The excitement of building two centres with archives being available in east Cheshire for the first time comes with some critical decisions to make about our collections, and we have been asked ‘what will go where?’ lots of times. It is never right to split collections in two, but as long as our decisions are based on sound criteria grounded in collections care and accessibility for our communities, and we can clearly explain our reasoning, we reckon we won’t go far wrong.
With a couple of years to go we developed a pecking order based on what we know about our collections and our customers. Trumping all other considerations is collections care. The oldest and most complex documents that often need a conservator’s help before being looked at have to stay close to the conservation unit that will be in Chester. It would have been wasteful to duplicate specialist equipment and conservators at two centres – and Chester’s medieval collections defined where that concentration of expertise should be.
Half of all our collections will continue to be kept offsite – records that will not be looked at for decades, or that should not be looked at because we have digital alternatives, will not qualify for more costly accommodation in our centres.
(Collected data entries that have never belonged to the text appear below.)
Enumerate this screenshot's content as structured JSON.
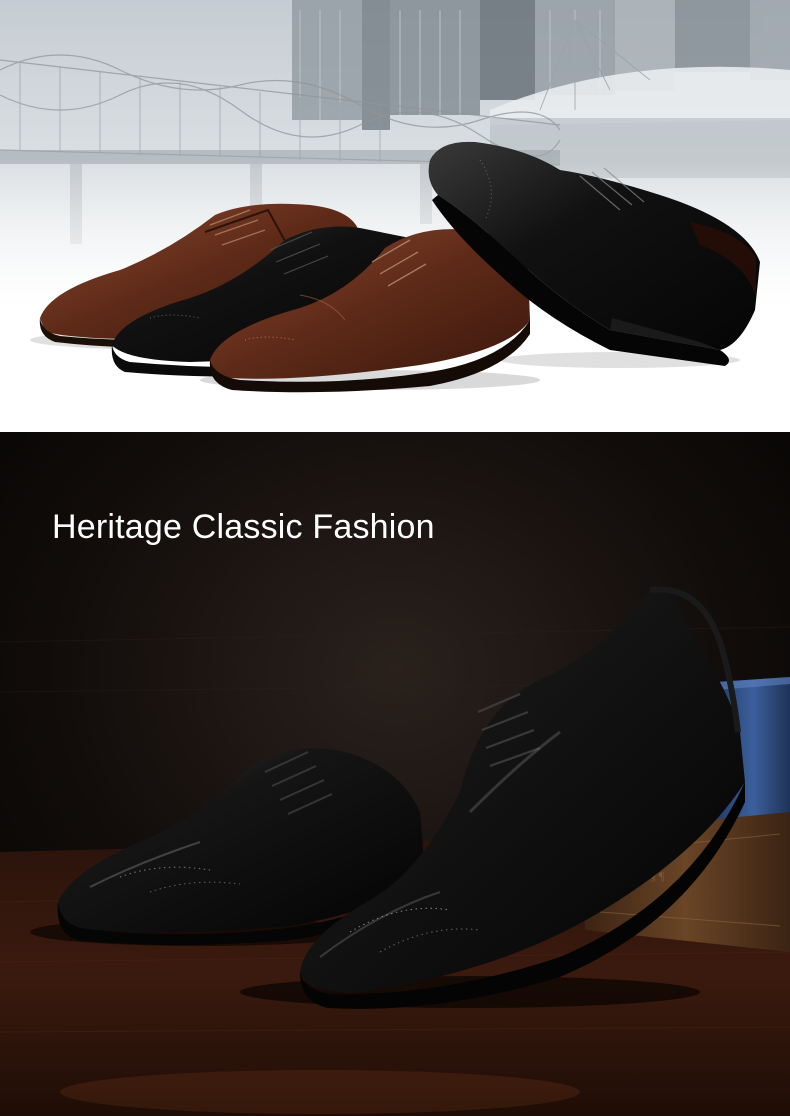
{
  "top_panel": {
    "description_icons": [
      "city-skyline-image",
      "dress-shoes-image"
    ],
    "colors": {
      "sky": "#cfd6dc",
      "brown_leather": "#6b3220",
      "black_leather": "#0d0d0d"
    }
  },
  "bottom_panel": {
    "headline": "Heritage Classic Fashion",
    "colors": {
      "background": "#0a0706",
      "headline": "#ffffff",
      "table": "#3a1a10",
      "book_blue": "#2f4f86"
    }
  }
}
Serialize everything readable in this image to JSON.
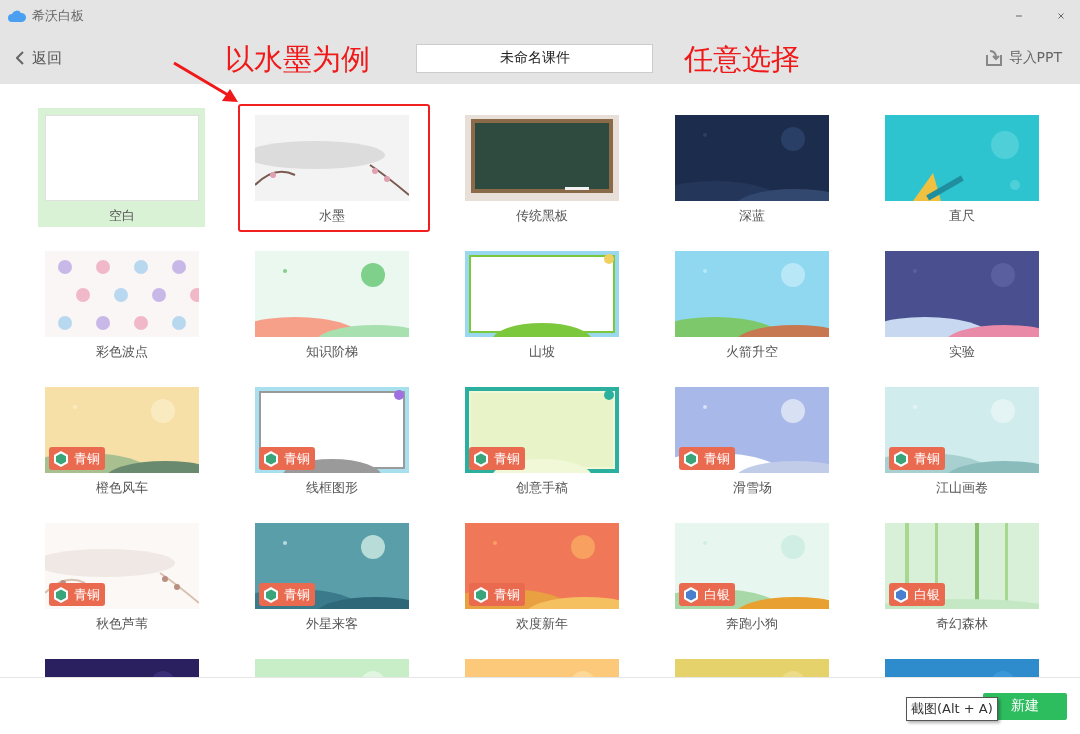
{
  "window": {
    "title": "希沃白板"
  },
  "toolbar": {
    "back": "返回",
    "course_title": "未命名课件",
    "import": "导入PPT"
  },
  "annotations": [
    {
      "kind": "arrow"
    },
    {
      "kind": "text",
      "text": "以水墨为例"
    },
    {
      "kind": "text",
      "text": "任意选择"
    }
  ],
  "templates": [
    {
      "name": "空白",
      "kind": "blank",
      "selected": true,
      "highlighted": false
    },
    {
      "name": "水墨",
      "kind": "picture",
      "selected": false,
      "highlighted": true
    },
    {
      "name": "传统黑板",
      "kind": "picture",
      "selected": false,
      "highlighted": false
    },
    {
      "name": "深蓝",
      "kind": "picture",
      "selected": false,
      "highlighted": false
    },
    {
      "name": "直尺",
      "kind": "picture",
      "selected": false,
      "highlighted": false
    },
    {
      "name": "彩色波点",
      "kind": "picture",
      "selected": false,
      "highlighted": false
    },
    {
      "name": "知识阶梯",
      "kind": "picture",
      "selected": false,
      "highlighted": false
    },
    {
      "name": "山坡",
      "kind": "picture",
      "selected": false,
      "highlighted": false
    },
    {
      "name": "火箭升空",
      "kind": "picture",
      "selected": false,
      "highlighted": false
    },
    {
      "name": "实验",
      "kind": "picture",
      "selected": false,
      "highlighted": false
    },
    {
      "name": "橙色风车",
      "kind": "picture",
      "selected": false,
      "highlighted": false,
      "badge": {
        "label": "青铜",
        "color": "#3aa57a"
      }
    },
    {
      "name": "线框图形",
      "kind": "picture",
      "selected": false,
      "highlighted": false,
      "badge": {
        "label": "青铜",
        "color": "#3aa57a"
      }
    },
    {
      "name": "创意手稿",
      "kind": "picture",
      "selected": false,
      "highlighted": false,
      "badge": {
        "label": "青铜",
        "color": "#3aa57a"
      }
    },
    {
      "name": "滑雪场",
      "kind": "picture",
      "selected": false,
      "highlighted": false,
      "badge": {
        "label": "青铜",
        "color": "#3aa57a"
      }
    },
    {
      "name": "江山画卷",
      "kind": "picture",
      "selected": false,
      "highlighted": false,
      "badge": {
        "label": "青铜",
        "color": "#3aa57a"
      }
    },
    {
      "name": "秋色芦苇",
      "kind": "picture",
      "selected": false,
      "highlighted": false,
      "badge": {
        "label": "青铜",
        "color": "#3aa57a"
      }
    },
    {
      "name": "外星来客",
      "kind": "picture",
      "selected": false,
      "highlighted": false,
      "badge": {
        "label": "青铜",
        "color": "#3aa57a"
      }
    },
    {
      "name": "欢度新年",
      "kind": "picture",
      "selected": false,
      "highlighted": false,
      "badge": {
        "label": "青铜",
        "color": "#3aa57a"
      }
    },
    {
      "name": "奔跑小狗",
      "kind": "picture",
      "selected": false,
      "highlighted": false,
      "badge": {
        "label": "白银",
        "color": "#4a7fd0"
      }
    },
    {
      "name": "奇幻森林",
      "kind": "picture",
      "selected": false,
      "highlighted": false,
      "badge": {
        "label": "白银",
        "color": "#4a7fd0"
      }
    },
    {
      "kind": "picture",
      "selected": false
    },
    {
      "kind": "picture",
      "selected": false
    },
    {
      "kind": "picture",
      "selected": false
    },
    {
      "kind": "picture",
      "selected": false
    },
    {
      "kind": "picture",
      "selected": false
    }
  ],
  "footer": {
    "create_button": "新建",
    "tooltip": "截图(Alt + A)"
  }
}
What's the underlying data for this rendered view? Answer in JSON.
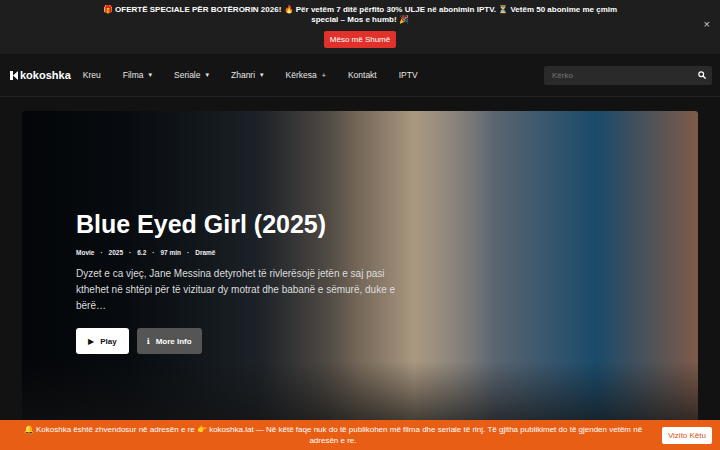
{
  "promo": {
    "text": "🎁 OFERTË SPECIALE PËR BOTËRORIN 2026! 🔥 Për vetëm 7 ditë përfito 30% ULJE në abonimin IPTV. ⏳ Vetëm 50 abonime me çmim special – Mos e humb! 🎉",
    "button": "Mëso më Shumë",
    "close": "×"
  },
  "nav": {
    "logo": "kokoshka",
    "items": [
      {
        "label": "Kreu",
        "marker": ""
      },
      {
        "label": "Filma",
        "marker": "▾"
      },
      {
        "label": "Seriale",
        "marker": "▾"
      },
      {
        "label": "Zhanri",
        "marker": "▾"
      },
      {
        "label": "Kërkesa",
        "marker": "+"
      },
      {
        "label": "Kontakt",
        "marker": ""
      },
      {
        "label": "IPTV",
        "marker": ""
      }
    ]
  },
  "search": {
    "placeholder": "Kërko"
  },
  "hero": {
    "title": "Blue Eyed Girl (2025)",
    "meta": [
      "Movie",
      "·",
      "2025",
      "·",
      "6.2",
      "·",
      "97 min",
      "·",
      "Dramë"
    ],
    "description": "Dyzet e ca vjeç, Jane Messina detyrohet të rivlerësojë jetën e saj pasi kthehet në shtëpi për të vizituar dy motrat dhe babanë e sëmurë, duke e bërë…",
    "buttons": [
      {
        "icon": "▶",
        "label": "Play",
        "kind": "primary"
      },
      {
        "icon": "ℹ",
        "label": "More Info",
        "kind": "secondary"
      }
    ]
  },
  "notice": {
    "text": "🔔 Kokoshka është zhvendosur në adresën e re 👉 kokoshka.lat — Në këtë faqe nuk do të publikohen më filma dhe seriale të rinj. Të gjitha publikimet do të gjenden vetëm në adresën e re.",
    "button": "Vizito Këtu"
  }
}
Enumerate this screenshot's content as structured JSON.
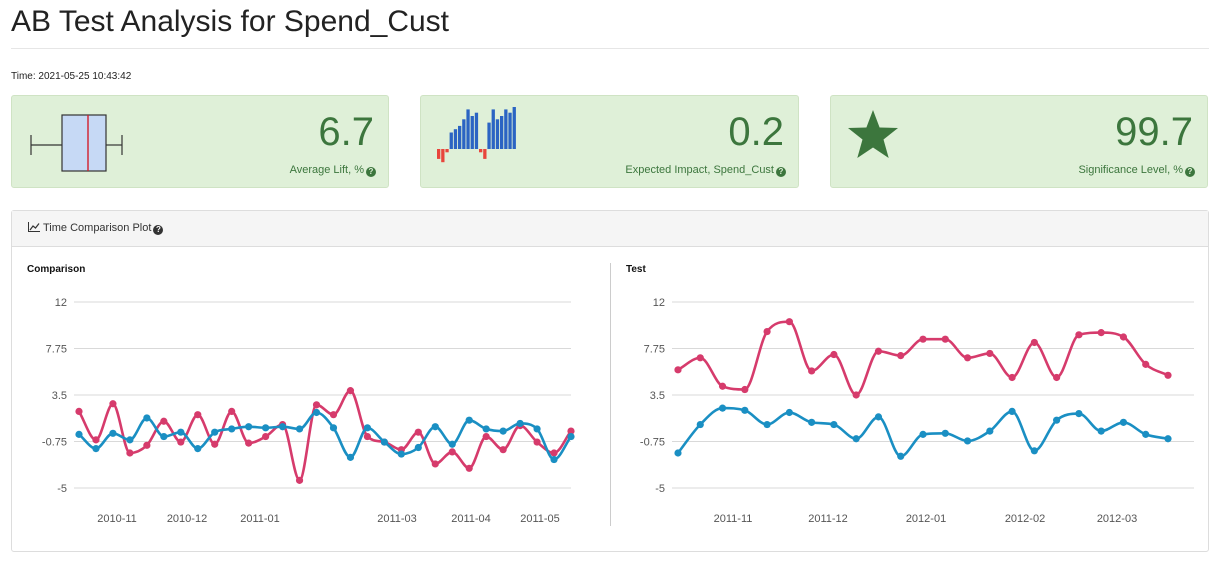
{
  "page": {
    "title": "AB Test Analysis for Spend_Cust",
    "time": "Time: 2021-05-25 10:43:42"
  },
  "cards": [
    {
      "value": "6.7",
      "label": "Average Lift, %",
      "icon": "boxplot-icon"
    },
    {
      "value": "0.2",
      "label": "Expected Impact, Spend_Cust",
      "icon": "histogram-icon",
      "bar_values": [
        -3,
        -4,
        -1,
        5,
        6,
        7,
        9,
        12,
        10,
        11,
        -1,
        -3,
        8,
        12,
        9,
        10,
        12,
        11,
        13
      ]
    },
    {
      "value": "99.7",
      "label": "Significance Level, %",
      "icon": "star-icon"
    }
  ],
  "panel": {
    "title": "Time Comparison Plot"
  },
  "colors": {
    "series_a": "#d63b6c",
    "series_b": "#1a8fc3",
    "card_text": "#3c763d",
    "card_bg": "#dff0d8"
  },
  "chart_data": [
    {
      "type": "line",
      "title": "Comparison",
      "yticks": [
        "12",
        "7.75",
        "3.5",
        "-0.75",
        "-5"
      ],
      "ylim": [
        -5,
        12
      ],
      "xtick_labels": [
        "2010-11",
        "2010-12",
        "2011-01",
        "2011-03",
        "2011-04",
        "2011-05"
      ],
      "series": [
        {
          "values": [
            2.0,
            -0.6,
            2.7,
            -1.8,
            -1.1,
            1.1,
            -0.8,
            1.7,
            -1.0,
            2.0,
            -0.9,
            -0.3,
            0.8,
            -4.3,
            2.6,
            1.7,
            3.9,
            -0.3,
            -0.8,
            -1.5,
            0.1,
            -2.8,
            -1.7,
            -3.2,
            -0.3,
            -1.5,
            0.7,
            -0.8,
            -1.8,
            0.2
          ]
        },
        {
          "values": [
            -0.1,
            -1.4,
            0.0,
            -0.6,
            1.4,
            -0.3,
            0.1,
            -1.4,
            0.1,
            0.4,
            0.6,
            0.5,
            0.6,
            0.4,
            1.9,
            0.5,
            -2.2,
            0.5,
            -0.8,
            -1.9,
            -1.3,
            0.6,
            -1.0,
            1.2,
            0.4,
            0.2,
            0.9,
            0.4,
            -2.4,
            -0.3
          ]
        }
      ]
    },
    {
      "type": "line",
      "title": "Test",
      "yticks": [
        "12",
        "7.75",
        "3.5",
        "-0.75",
        "-5"
      ],
      "ylim": [
        -5,
        12
      ],
      "xtick_labels": [
        "2011-11",
        "2011-12",
        "2012-01",
        "2012-02",
        "2012-03"
      ],
      "series": [
        {
          "values": [
            5.8,
            6.9,
            4.3,
            4.0,
            9.3,
            10.2,
            5.7,
            7.2,
            3.5,
            7.5,
            7.1,
            8.6,
            8.6,
            6.9,
            7.3,
            5.1,
            8.3,
            5.1,
            9.0,
            9.2,
            8.8,
            6.3,
            5.3
          ]
        },
        {
          "values": [
            -1.8,
            0.8,
            2.3,
            2.1,
            0.8,
            1.9,
            1.0,
            0.8,
            -0.5,
            1.5,
            -2.1,
            -0.1,
            0.0,
            -0.7,
            0.2,
            2.0,
            -1.6,
            1.2,
            1.8,
            0.2,
            1.0,
            -0.1,
            -0.5
          ]
        }
      ]
    }
  ]
}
Records that need to be consulted east and west will also be kept in the salt mine at Winsford and delivered to either centre as required – the records of the old County Council are the best example of this.
Next, we respond to archive owners, users, and their expectations. Some types of collections are best collected and best used locally. Records of schools, churches, businesses, and local councils are mainly looked at for particular self-contained research reasons - for example, an anniversary celebration or a local decision. We hope to welcome many more primary school visits to our new centres than was ever possible here at the Record Office. Whenever we did children loved seeing their school’s logbooks. They work like headteacher’s diaries through the decades, and show what children’s school lives were like in the past. Schoolchildren across Cheshire will now have this opportunity east or west.
And finally, some collections really do sit well together, such as stories of engineering in Crewe, and the chemical industry in Chester. There is no doubt that the heavy engineering work which shaped Crewe led to a concentration of the same activity in the vicinity. In the same way, we will concentrate collections that complement one another for the benefit of researchers.
We won’t move collections between Chester and Crewe (apart from permanently if we need to), but we’ll be clear about where collections can be accessed in advance of visits, and we’ll have the technology to beam a document into the other centre. For now, we will continue to allocate boxes to their future homes with a low-tech blue or green sticker and can’t wait to see how it all works out.